13. The claim 1 wherein each stored log entry contains the unique identifier read for the web serving request represented by the stored log entry, further comprising: receiving a request to process a subset of the plurality of logs; in response to receiving the request to process, for each of the subset of the plurality of logs: reading the log entries stored in the log into a vector; sorting the vector based upon the unique identifier of each entry; and traversing the sorted vector, analyzing entries representing web serving requests originated by each originator in turn.

14. The method of claim 11 wherein a sorted version of the log is produced by sorting the log.

15. The method of claim 11 wherein a sorted version of the log is produced by extracting from the log the entries contained by the log, then sorting the extracted entries.

16. A computer-readable medium whose contents cause a computing system to processing web serving requests by: receiving a plurality of web serving requests, each web serving request containing a unique identifier identifying an originator of the request; for each received web serving request: applying to the unique identifier contained by the request a mapping from unique identifiers to logs to identify a single log among a plurality of logs that is mapped to from the contained unique identifier; and saving a log entry representing the web serving request in the identified log.

17. A computing system for processing log entries, comprising: a web server that receives a plurality of web serving requests, each web serving request containing a unique identifier identifying an originator of the request; a logging subsystem that, for each received web serving request: applies to the unique identifier contained by the request a mapping from unique identifiers to logs to identify a single log among a plurality of logs that is mapped to from the contained unique identifier; and records a log entry representing the web serving request in the identified log.

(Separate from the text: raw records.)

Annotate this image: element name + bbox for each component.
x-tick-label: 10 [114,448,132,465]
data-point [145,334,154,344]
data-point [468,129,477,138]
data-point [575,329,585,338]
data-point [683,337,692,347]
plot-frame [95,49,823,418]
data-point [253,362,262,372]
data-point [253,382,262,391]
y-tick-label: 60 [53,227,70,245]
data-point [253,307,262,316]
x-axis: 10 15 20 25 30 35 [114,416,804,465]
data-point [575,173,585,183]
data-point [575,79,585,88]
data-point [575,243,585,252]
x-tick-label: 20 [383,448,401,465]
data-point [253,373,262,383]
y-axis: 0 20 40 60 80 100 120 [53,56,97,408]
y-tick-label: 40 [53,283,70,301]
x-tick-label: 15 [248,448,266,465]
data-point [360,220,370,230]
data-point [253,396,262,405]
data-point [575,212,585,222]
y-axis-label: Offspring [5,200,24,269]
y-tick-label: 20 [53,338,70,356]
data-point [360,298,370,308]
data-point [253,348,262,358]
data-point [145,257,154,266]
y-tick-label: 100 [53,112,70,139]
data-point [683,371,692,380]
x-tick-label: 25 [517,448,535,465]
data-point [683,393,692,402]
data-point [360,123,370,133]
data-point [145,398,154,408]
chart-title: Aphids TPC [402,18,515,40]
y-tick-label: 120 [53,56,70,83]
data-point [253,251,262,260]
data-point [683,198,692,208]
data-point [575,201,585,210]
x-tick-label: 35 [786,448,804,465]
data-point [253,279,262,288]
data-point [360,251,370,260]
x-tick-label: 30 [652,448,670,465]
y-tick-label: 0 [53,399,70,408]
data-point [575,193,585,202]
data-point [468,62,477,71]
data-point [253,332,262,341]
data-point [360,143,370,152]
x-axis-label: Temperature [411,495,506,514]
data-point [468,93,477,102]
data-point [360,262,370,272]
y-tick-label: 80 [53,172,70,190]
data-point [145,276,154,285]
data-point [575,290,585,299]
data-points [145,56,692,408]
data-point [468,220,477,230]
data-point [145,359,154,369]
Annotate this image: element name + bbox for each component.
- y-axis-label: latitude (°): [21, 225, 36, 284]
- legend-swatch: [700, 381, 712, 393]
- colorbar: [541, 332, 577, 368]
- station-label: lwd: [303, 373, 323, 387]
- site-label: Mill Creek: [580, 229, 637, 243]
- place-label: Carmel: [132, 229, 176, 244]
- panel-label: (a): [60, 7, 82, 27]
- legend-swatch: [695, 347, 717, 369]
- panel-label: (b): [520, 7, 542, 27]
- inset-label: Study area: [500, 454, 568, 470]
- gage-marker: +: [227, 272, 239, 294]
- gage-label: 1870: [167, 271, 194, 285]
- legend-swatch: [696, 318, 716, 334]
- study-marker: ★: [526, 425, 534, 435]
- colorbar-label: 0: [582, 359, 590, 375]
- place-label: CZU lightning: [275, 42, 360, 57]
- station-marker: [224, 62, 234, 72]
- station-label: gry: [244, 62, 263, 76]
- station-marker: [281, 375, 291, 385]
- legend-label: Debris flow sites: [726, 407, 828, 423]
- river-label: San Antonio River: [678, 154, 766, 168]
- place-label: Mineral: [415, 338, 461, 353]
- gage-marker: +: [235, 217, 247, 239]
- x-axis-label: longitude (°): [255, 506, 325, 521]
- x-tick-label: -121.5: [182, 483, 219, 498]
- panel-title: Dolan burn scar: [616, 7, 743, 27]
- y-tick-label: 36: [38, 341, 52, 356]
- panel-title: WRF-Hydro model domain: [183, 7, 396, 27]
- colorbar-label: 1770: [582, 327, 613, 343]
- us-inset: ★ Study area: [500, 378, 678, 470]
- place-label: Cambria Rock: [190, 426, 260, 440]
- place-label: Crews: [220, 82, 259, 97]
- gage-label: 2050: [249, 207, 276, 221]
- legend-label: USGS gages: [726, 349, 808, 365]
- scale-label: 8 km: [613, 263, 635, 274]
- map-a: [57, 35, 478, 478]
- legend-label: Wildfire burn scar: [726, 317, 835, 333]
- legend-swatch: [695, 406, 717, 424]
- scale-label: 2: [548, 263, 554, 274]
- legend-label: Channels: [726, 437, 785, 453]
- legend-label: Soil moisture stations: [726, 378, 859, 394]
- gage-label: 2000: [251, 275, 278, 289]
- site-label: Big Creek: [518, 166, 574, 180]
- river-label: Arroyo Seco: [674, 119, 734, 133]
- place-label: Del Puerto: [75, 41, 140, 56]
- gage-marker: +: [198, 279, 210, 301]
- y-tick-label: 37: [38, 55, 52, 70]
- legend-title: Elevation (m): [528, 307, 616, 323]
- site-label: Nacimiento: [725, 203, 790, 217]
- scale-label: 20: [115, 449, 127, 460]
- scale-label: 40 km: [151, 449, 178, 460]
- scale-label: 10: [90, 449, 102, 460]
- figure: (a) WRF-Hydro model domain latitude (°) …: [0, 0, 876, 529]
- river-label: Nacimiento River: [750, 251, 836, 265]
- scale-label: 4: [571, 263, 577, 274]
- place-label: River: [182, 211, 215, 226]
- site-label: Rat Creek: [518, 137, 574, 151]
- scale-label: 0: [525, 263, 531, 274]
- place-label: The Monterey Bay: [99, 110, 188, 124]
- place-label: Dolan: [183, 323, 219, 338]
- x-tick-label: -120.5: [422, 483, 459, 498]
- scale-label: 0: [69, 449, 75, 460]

18. The computing system of claim 17, further comprising: an analysis request receiver for receiving request to perform log analysis, each analysis request implicating one or more of the plurality of logs; and for each log implicated by a received analysis request, a separate processor for performing on the log analysis specified by the received analysis request.

19. One or more computer memories that collectively contain a transaction logging data structure representing a plurality of transactions, each transaction having an originator among a domain of originators and a time among a domain of times, the data structure comprising a plurality of differentiated stores, each store containing transaction records representing transactions whose originators are within a range of originators associated with the store and whose times are within a range of times associated with the store, such that all of the transaction records for representing transactions originated by each originator are contained by a minority of the stores.

20. The computer memories of claim 19 wherein each transaction is of one of a plurality of types, and wherein the transaction records contained by each store represent transactions each of one of a proper subset of the plurality of types that is associated with the store.

21. The computer memories of claim 19 wherein each transaction record contained by a store represents a web serving transaction.

22. A method in a computer system for managing web server logs, comprising: for each of a plurality of web hits, generating a new binary log entry containing information about the web hit; and for each new log entry, selecting one of a plurality of logs to which to add the new log entry; and adding the new log entry to the selected log.

23. The method of claim 22 wherein the log entries are ordered chronologically.

24. The method of claim 22 wherein the log files are not the subject of an index.

25. The method of claim 22, further comprising, before adding the new log entry to the selected log, compressing the new log entry.

26. The method of claim 22 wherein a LEMPEL-ZIV- OBERHUMER compression technique is utilized.